使用张量流解卷积/Transpose_Convolutions [英] Deconvolutions/Transpose_Convolutions with tensorflow

问题描述

我正在尝试使用tf.nn.conv3d_transpose，但是，我收到一条错误消息，表明我的过滤器和输出形状不兼容.

I am attempting to use tf.nn.conv3d_transpose, however, I am getting an error indicating that my filter and output shape is not compatible.

• 我的张量为[1,16,16,4,192]
• 我正在尝试使用[1,1,1,192,192]过滤器
• 我相信输出形状将为[1,16,16,4,192]
• 我使用的是相同"填充，跨度为1.

最终，我希望输出的形状为[1,32,32,7，无关紧要"]，但是我试图首先得到一个简单的案例.

Eventually, I want to have an output shape of [1,32,32,7,"does not matter"], but I am attempting to get a simple case to work first.

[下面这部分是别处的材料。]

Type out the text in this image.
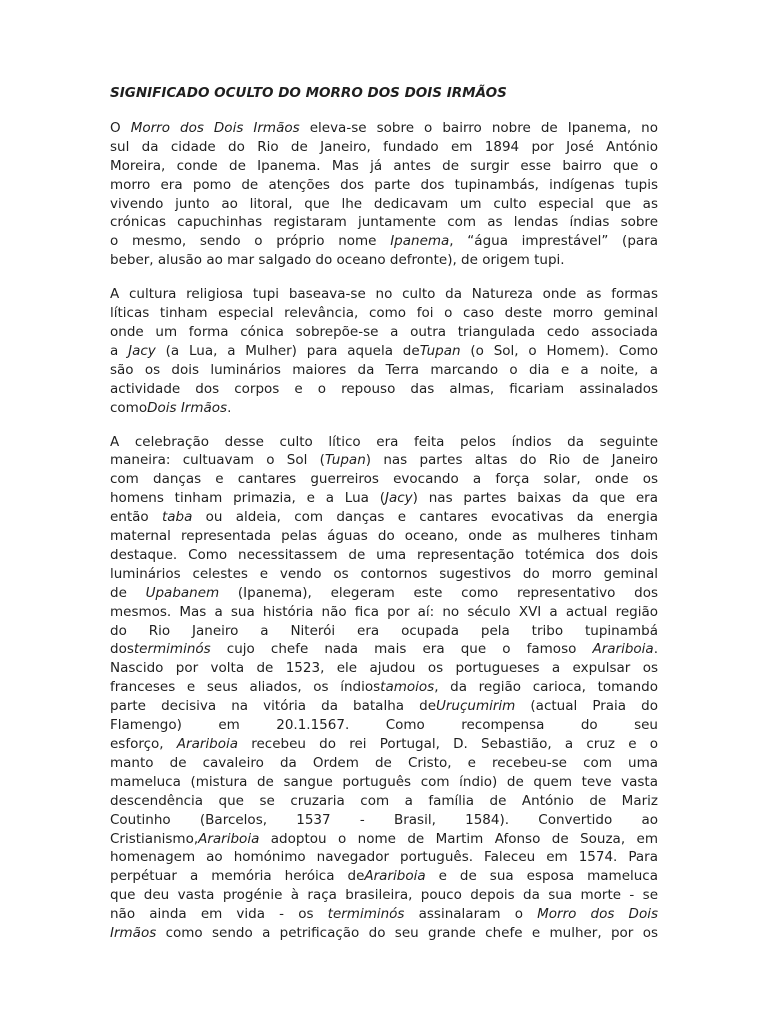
SIGNIFICADO OCULTO DO MORRO DOS DOIS IRMÃOS

O Morro dos Dois Irmãos eleva-se sobre o bairro nobre de Ipanema, no
sul da cidade do Rio de Janeiro, fundado em 1894 por José António
Moreira, conde de Ipanema. Mas já antes de surgir esse bairro que o
morro era pomo de atenções dos parte dos tupinambás, indígenas tupis
vivendo junto ao litoral, que lhe dedicavam um culto especial que as
crónicas capuchinhas registaram juntamente com as lendas índias sobre
o mesmo, sendo o próprio nome Ipanema, “água imprestável” (para
beber, alusão ao mar salgado do oceano defronte), de origem tupi.

A cultura religiosa tupi baseava-se no culto da Natureza onde as formas
líticas tinham especial relevância, como foi o caso deste morro geminal
onde um forma cónica sobrepõe-se a outra triangulada cedo associada
a Jacy (a Lua, a Mulher) para aquela deTupan (o Sol, o Homem). Como
são os dois luminários maiores da Terra marcando o dia e a noite, a
actividade dos corpos e o repouso das almas, ficariam assinalados
comoDois Irmãos.

A celebração desse culto lítico era feita pelos índios da seguinte
maneira: cultuavam o Sol (Tupan) nas partes altas do Rio de Janeiro
com danças e cantares guerreiros evocando a força solar, onde os
homens tinham primazia, e a Lua (Jacy) nas partes baixas da que era
então taba ou aldeia, com danças e cantares evocativas da energia
maternal representada pelas águas do oceano, onde as mulheres tinham
destaque. Como necessitassem de uma representação totémica dos dois
luminários celestes e vendo os contornos sugestivos do morro geminal
de Upabanem (Ipanema), elegeram este como representativo dos
mesmos. Mas a sua história não fica por aí: no século XVI a actual região
do Rio Janeiro a Niterói era ocupada pela tribo tupinambá
dostermiminós cujo chefe nada mais era que o famoso Arariboia.
Nascido por volta de 1523, ele ajudou os portugueses a expulsar os
franceses e seus aliados, os índiostamoios, da região carioca, tomando
parte decisiva na vitória da batalha deUruçumirim (actual Praia do
Flamengo) em 20.1.1567. Como recompensa do seu
esforço, Arariboia recebeu do rei Portugal, D. Sebastião, a cruz e o
manto de cavaleiro da Ordem de Cristo, e recebeu-se com uma
mameluca (mistura de sangue português com índio) de quem teve vasta
descendência que se cruzaria com a família de António de Mariz
Coutinho (Barcelos, 1537 - Brasil, 1584). Convertido ao
Cristianismo,Arariboia adoptou o nome de Martim Afonso de Souza, em
homenagem ao homónimo navegador português. Faleceu em 1574. Para
perpétuar a memória heróica deArariboia e de sua esposa mameluca
que deu vasta progénie à raça brasileira, pouco depois da sua morte - se
não ainda em vida - os termiminós assinalaram o Morro dos Dois
Irmãos como sendo a petrificação do seu grande chefe e mulher, por os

由于这些张量在常规卷积中是兼容的，因此我相信相反的解卷积也是可能的.

Since these tensors are compatible in a regular convolution, I believed that the opposite, a deconvolution, would also be possible.

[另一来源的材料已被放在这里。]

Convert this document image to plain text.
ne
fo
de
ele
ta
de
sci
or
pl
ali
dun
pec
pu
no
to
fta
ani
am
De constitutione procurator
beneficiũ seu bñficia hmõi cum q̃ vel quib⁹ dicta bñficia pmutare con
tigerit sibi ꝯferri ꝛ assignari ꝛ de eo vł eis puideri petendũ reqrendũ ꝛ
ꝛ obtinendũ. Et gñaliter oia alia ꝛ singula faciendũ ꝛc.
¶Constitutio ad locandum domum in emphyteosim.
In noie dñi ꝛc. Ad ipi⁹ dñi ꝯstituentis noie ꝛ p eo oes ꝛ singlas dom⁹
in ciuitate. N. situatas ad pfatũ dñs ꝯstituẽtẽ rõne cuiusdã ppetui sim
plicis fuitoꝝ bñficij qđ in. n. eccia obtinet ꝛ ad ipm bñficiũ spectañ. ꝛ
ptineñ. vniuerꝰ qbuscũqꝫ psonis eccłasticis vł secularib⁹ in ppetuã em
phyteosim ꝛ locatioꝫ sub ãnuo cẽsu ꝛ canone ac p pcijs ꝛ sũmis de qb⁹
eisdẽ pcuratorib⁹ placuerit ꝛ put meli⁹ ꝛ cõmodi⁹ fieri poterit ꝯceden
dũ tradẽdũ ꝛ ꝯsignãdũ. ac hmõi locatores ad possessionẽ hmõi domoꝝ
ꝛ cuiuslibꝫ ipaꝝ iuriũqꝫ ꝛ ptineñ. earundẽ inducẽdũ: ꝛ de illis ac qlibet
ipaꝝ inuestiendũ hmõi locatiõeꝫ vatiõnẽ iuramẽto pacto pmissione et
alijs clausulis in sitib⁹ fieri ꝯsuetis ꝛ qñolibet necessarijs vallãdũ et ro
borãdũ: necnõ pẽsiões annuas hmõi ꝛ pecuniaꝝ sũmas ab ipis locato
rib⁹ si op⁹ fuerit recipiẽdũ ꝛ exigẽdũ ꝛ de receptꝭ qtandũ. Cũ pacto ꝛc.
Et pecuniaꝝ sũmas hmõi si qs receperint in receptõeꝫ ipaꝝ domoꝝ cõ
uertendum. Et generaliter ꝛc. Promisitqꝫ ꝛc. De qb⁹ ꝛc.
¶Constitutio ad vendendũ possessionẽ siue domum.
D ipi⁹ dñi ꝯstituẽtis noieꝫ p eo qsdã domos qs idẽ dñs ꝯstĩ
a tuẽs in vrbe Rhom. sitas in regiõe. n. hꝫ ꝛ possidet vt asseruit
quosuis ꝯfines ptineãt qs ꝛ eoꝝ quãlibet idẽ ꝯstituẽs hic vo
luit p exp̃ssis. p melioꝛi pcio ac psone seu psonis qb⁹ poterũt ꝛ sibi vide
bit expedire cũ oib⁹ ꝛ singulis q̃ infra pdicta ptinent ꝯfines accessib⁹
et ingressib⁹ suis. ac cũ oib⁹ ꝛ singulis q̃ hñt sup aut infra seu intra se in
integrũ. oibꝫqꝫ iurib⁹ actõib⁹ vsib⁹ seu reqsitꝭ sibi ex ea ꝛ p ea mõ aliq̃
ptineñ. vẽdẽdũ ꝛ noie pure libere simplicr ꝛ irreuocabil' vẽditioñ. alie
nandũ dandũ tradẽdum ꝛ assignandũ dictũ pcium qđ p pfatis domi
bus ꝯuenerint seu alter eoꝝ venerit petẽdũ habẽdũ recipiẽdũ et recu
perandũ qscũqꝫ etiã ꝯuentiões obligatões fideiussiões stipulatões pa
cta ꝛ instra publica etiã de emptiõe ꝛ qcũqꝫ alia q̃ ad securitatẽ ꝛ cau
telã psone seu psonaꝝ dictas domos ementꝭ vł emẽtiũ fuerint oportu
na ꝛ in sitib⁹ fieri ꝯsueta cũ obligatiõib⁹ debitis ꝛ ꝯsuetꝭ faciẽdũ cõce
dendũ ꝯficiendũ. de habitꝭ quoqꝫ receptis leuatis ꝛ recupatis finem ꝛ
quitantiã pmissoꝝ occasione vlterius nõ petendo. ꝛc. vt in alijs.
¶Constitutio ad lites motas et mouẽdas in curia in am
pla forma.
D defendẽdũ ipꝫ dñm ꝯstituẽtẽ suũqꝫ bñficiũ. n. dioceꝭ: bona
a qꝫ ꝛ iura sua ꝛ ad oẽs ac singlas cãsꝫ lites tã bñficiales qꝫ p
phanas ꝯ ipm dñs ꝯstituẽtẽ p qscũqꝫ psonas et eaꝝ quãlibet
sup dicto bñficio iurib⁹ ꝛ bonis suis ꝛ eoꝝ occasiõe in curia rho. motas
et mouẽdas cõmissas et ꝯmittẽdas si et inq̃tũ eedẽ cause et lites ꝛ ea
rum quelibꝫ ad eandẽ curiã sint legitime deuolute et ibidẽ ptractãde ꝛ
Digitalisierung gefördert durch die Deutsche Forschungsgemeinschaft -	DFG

为什么无法在这些张量上执行反卷积.我可以得到一个有效的滤波器大小和输出形状的示例，用于对形状为[1,16,16,4,192]的张量进行去卷积

谢谢.

推荐答案

• 我的张量为[1,16,16,4,192]
• 我正在尝试使用[1,1,1,192,192]过滤器
• 我相信输出形状将为[1,16,16,4,192]
• 我使用的是相同"填充，跨度为1.

• I have a tensor of size [1,16,16,4,192]
• I am attempting to use a filter of [1,1,1,192,192]
• I believe that the output shape would be [1,16,16,4,192]
• I am using "same" padding and a stride of 1.

是的，输出形状将为[1,16,16,4,192]

Yes the output shape will be [1,16,16,4,192]

这是一个简单的示例，显示尺寸是兼容的:

Here is a simple example showing that the dimensions are compatible:

import tensorflow as tf

i = tf.Variable(tf.constant(1., shape=[1, 16, 16, 4, 192]))

w = tf.Variable(tf.constant(1., shape=[1, 1, 1, 192, 192]))

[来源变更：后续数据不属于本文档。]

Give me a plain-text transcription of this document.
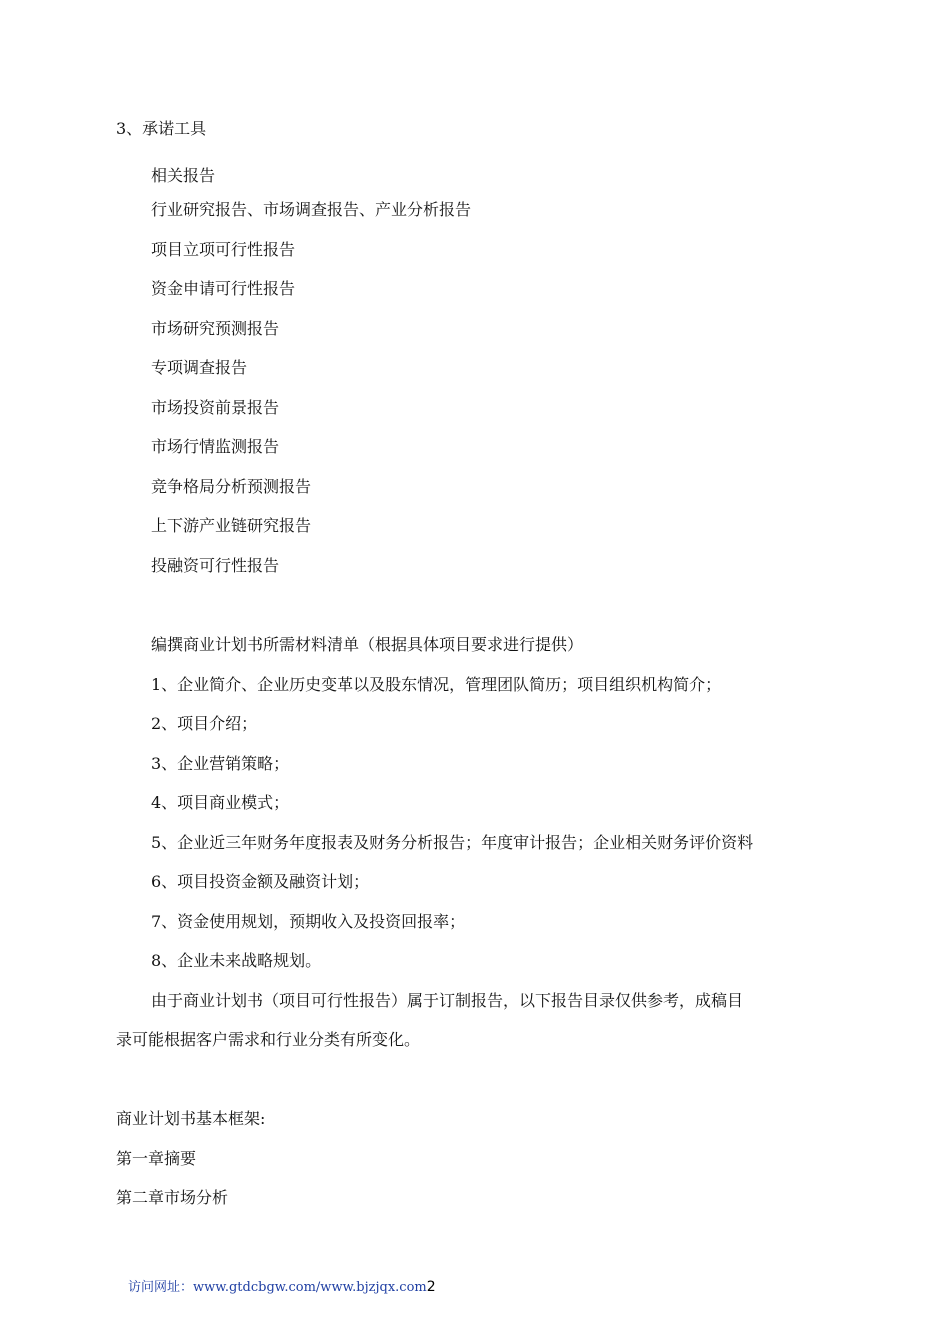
3、承诺工具
相关报告
行业研究报告、市场调查报告、产业分析报告
项目立项可行性报告
资金申请可行性报告
市场研究预测报告
专项调查报告
市场投资前景报告
市场行情监测报告
竞争格局分析预测报告
上下游产业链研究报告
投融资可行性报告
编撰商业计划书所需材料清单（根据具体项目要求进行提供）
1、企业简介、企业历史变革以及股东情况，管理团队简历；项目组织机构简介；
2、项目介绍；
3、企业营销策略；
4、项目商业模式；
5、企业近三年财务年度报表及财务分析报告；年度审计报告；企业相关财务评价资料
6、项目投资金额及融资计划；
7、资金使用规划，预期收入及投资回报率；
8、企业未来战略规划。
由于商业计划书（项目可行性报告）属于订制报告，以下报告目录仅供参考，成稿目
录可能根据客户需求和行业分类有所变化。
商业计划书基本框架:
第一章摘要
第二章市场分析
访问网址：www.gtdcbgw.com/www.bjzjqx.com2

o = tf.nn.conv3d_transpose(i, w, [1, 16, 16, 4, 192], strides=[1, 1, 1, 1, 1])

print(o.get_shape())

除了尺寸之外，您的实现中还必须存在其他一些问题.

There must be some other problem in your implementation than the dimensions.

这篇关于使用张量流解卷积/Transpose_Convolutions的文章就介绍到这了，希望我们推荐的答案对大家有所帮助，也希望大家多多支持IT屋！